Now, I like things to have one clear and definitive answer. It’s why I enjoy probably 99 per cent of my job. But sometimes I have to acknowledge that there is no right or wrong answer. And this, I think, is one of those times. On the face of things, [1961] SR (NSW) 365 is arguably the “correct” citation. There is even a notation to that effect at the top of the Table of Cases for the 1961 volume of the report. (See the surreptitiously taken photograph below. Keen eyes will notice the High Court carpet in the background.)

But it would be a Herculean feat of intransigence, in 2025, to try to hold fast against the march of revisionist history. I’m not that strong.
In short: if your judge wants to cite Re Lehrer as (1960) 61 SR (NSW) 365, that’s fine. A reader will be able to find it using that citation. If your judge wants to cite it as [1961] SR (NSW) 365, well, that’s obviously fine too.
Can they cite it as “[1960] SR (NSW) 365”? Instinctively that might feel like a reasonable thing to do, given that Re Lehrer is a 1960 decision.
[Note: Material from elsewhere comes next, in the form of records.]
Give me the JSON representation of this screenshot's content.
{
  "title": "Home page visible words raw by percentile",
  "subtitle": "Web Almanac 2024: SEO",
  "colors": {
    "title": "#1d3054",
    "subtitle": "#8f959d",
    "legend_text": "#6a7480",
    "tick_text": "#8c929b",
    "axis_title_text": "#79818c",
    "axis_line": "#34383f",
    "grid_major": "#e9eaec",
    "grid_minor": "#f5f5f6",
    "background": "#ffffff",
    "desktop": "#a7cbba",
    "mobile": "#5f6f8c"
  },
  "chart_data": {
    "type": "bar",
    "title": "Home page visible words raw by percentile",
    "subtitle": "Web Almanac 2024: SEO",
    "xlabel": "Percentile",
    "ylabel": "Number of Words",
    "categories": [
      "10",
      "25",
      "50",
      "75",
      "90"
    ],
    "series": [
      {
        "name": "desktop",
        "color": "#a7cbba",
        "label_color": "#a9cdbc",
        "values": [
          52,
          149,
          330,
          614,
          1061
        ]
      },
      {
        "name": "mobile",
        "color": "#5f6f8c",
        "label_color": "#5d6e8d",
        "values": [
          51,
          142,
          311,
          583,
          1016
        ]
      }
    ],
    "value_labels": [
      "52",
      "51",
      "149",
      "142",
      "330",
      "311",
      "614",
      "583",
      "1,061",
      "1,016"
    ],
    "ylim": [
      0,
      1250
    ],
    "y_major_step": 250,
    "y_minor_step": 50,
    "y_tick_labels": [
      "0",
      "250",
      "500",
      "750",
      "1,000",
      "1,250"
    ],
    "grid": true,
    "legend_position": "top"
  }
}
But, as you (and your judge) should have learnt at law school, use of square brackets signifies the year of the report, not the year of the decision, and a citation of [1960] SR (NSW) 365 is going to send the reader to the 1960 volume of the State Reports – where the reader will not find Re Lehrer, because Re Lehrer is in the 1961 volume. In other words, no they can’t.
And in case you were wondering, no, I don’t know why signing off on one footnote should be this difficult.